As Big Oil struggles to repair its image in the wake of the disastrous Gulf of Mexico oil spill, Chevron Corp. is responding head-on to industry critics.
The company's new ads, designed to evoke anti-industry posters, feature slogans such as "Oil companies should put their profits to good use" and "It's time oil companies get behind renewable energy." Stamped in red are the words, "We agree."
The ad campaign, which will debut Monday, is a departure for an industry that usually promotes itself with generic images: frolicking children, serious scientists, splendid vistas of mountains and rivers.
"It was a conscious decision on our part to take on some of the more frequent questions that we're being asked," said Rhonda Zygocki, vice president for policy, government and public affairs at Chevron, which is based in San Ramon, Calif.
"The directness of this campaign we're hoping will at least draw attention," she said, adding that the timing of the campaign wasn't influenced by the oil spill.
But the campaign comes as the industry is trying to recover from the April 20 blowout of a well owned by BP PLC, one of the world's largest oil companies. The explosion on the Deepwater Horizon drilling rig killed 11 workers and set off the worst offshore oil spill in U.S. history. For weeks, images of the burning rig, the spewing well and oil-covered pelicans dominated television news programs and newspaper front pages.
The disaster only worsened the image of an industry that the public has consistently ranked dead last among 25 business sectors in Gallup polls, below even than the health care, airline and banking industries.
"Coming out of the Gulf spill, companies are facing an even steeper climb" to improve their public images, said Chris Gidez, a senior vice president at communications firm Hill & Knowlton and a former public-relations executive in the oil industry who isn't involved in the Chevron campaign.
BP has made a high-profile effort to defend its image with a campaign pledging to "make this right" by cleaning up the spill and compensating the victims. The ads, created by Washington public affairs firm Purple Strategies, cost the company $93 million through September, according to documents BP provided to Congress.

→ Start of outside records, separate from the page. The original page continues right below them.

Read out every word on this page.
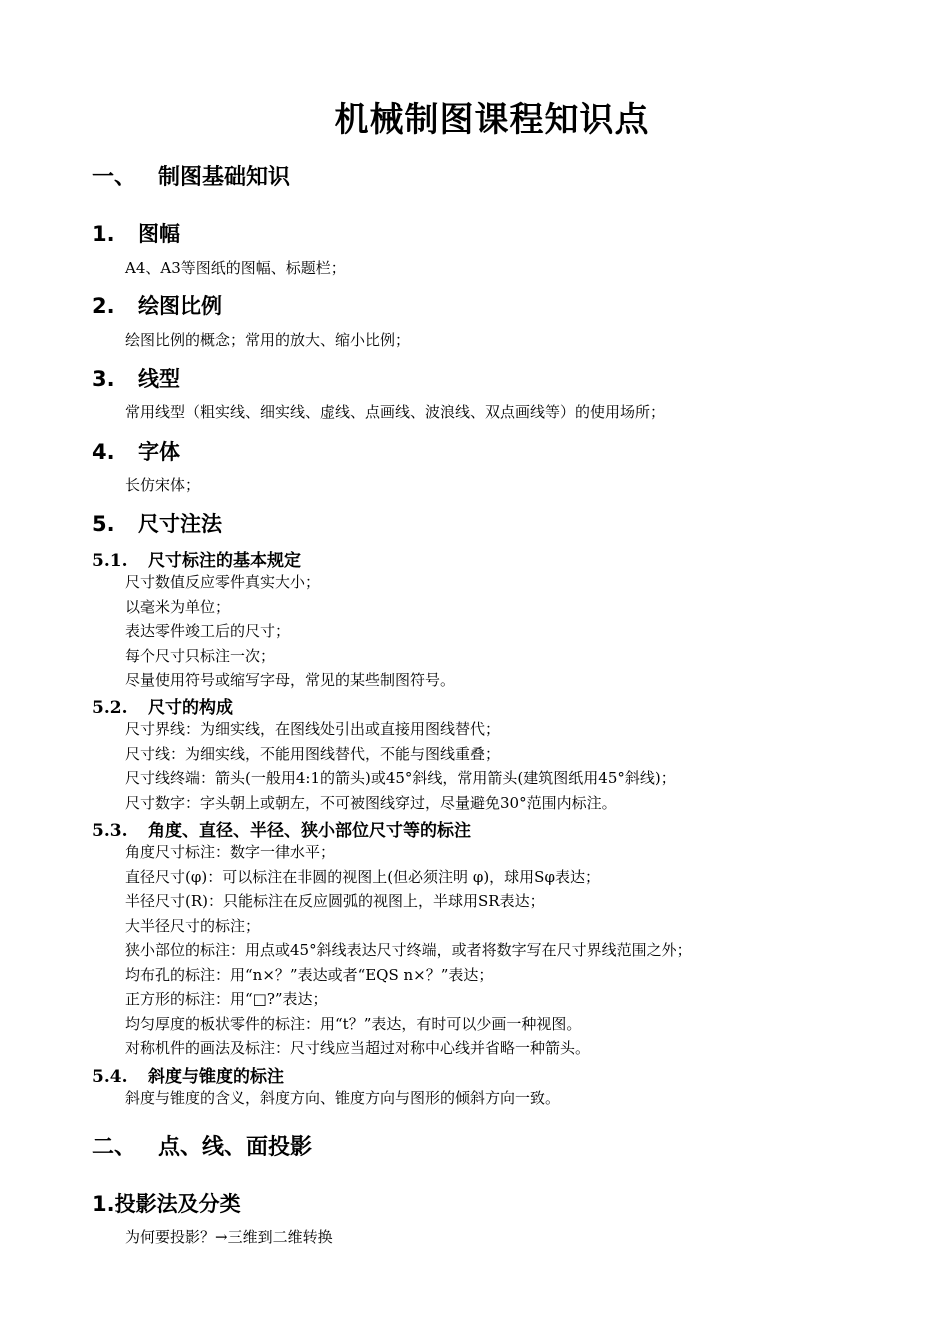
机械制图课程知识点
一、 制图基础知识
1. 图幅
A4、A3等图纸的图幅、标题栏；
2. 绘图比例
绘图比例的概念；常用的放大、缩小比例；
3. 线型
常用线型（粗实线、细实线、虚线、点画线、波浪线、双点画线等）的使用场所；
4. 字体
长仿宋体；
5. 尺寸注法
5.1. 尺寸标注的基本规定
尺寸数值反应零件真实大小；
以毫米为单位；
表达零件竣工后的尺寸；
每个尺寸只标注一次；
尽量使用符号或缩写字母，常见的某些制图符号。
5.2. 尺寸的构成
尺寸界线：为细实线，在图线处引出或直接用图线替代；
尺寸线：为细实线，不能用图线替代，不能与图线重叠；
尺寸线终端：箭头(一般用4:1的箭头)或45°斜线，常用箭头(建筑图纸用45°斜线)；
尺寸数字：字头朝上或朝左，不可被图线穿过，尽量避免30°范围内标注。
5.3. 角度、直径、半径、狭小部位尺寸等的标注
角度尺寸标注：数字一律水平；
直径尺寸(φ)：可以标注在非圆的视图上(但必须注明 φ)，球用Sφ表达；
半径尺寸(R)：只能标注在反应圆弧的视图上，半球用SR表达；
大半径尺寸的标注；
狭小部位的标注：用点或45°斜线表达尺寸终端，或者将数字写在尺寸界线范围之外；
均布孔的标注：用“n×？”表达或者“EQS n×？”表达；
正方形的标注：用“□?”表达；
均匀厚度的板状零件的标注：用“t？”表达，有时可以少画一种视图。
对称机件的画法及标注：尺寸线应当超过对称中心线并省略一种箭头。
5.4. 斜度与锥度的标注
斜度与锥度的含义，斜度方向、锥度方向与图形的倾斜方向一致。
二、 点、线、面投影
1.投影法及分类
为何要投影？→三维到二维转换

The company declined to update the figure.
Chevron's ads, which will run in print, on television and online, will initially target Washington and San Francisco, but will eventually appear throughout the U.S. and overseas. They were created by McGarryBowen, a unit of Dentsu Holdings; the firm also developed Chevron's "Human Energy" campaign, launched in 2007.
Chevron wouldn't say how much it is spending on the new effort. The company has spent $92 million buying advertising time and space in the U.S. in the 12 months that ended in June, according to Kantar Media, an ad-tracking firm.
The new ads don't directly address Chevron's environmental record. The company is embroiled in a long-running, multi-billion-dollar lawsuit that contends the company is responsible for oil pollution in Ecuador, which Chevron denies.
Company critics also accuse Chevron of funding opposition to California's 2006 climate-change law; Chevron says it is "working constructively" with the state on the law and isn't supporting efforts to repeal it.
Environmental groups have responded to Chevron's previous attempts to improve its image with their own ads and protests. Earlier this month, broom-carrying activists in hazmat suits demonstrated outside Chevron stations in San Francisco and called on the company to "clean up" its operations.
"Chevron's rhetoric and the public image that they put forward is very different from how they're actually operating," said Maria Ramos, campaign director for the Rainforest Action Network, the environmental group that organized the protests.
Chevron has enlisted the help of outside groups to push back against such criticism. Some of the new ads are signed by non-profit groups that work with Chevron, such as the Global Fund to Fight AIDS, Tuberculosis and Malaria, and Cleantech Open, an organization that promotes companies specializing in renewable energy and green technologies.
"Is this dancing with the devil? We think not," Cleantech Open executive director Rex Northen said. "We think that if we're going to make a difference we really have to bring all the parties to the table."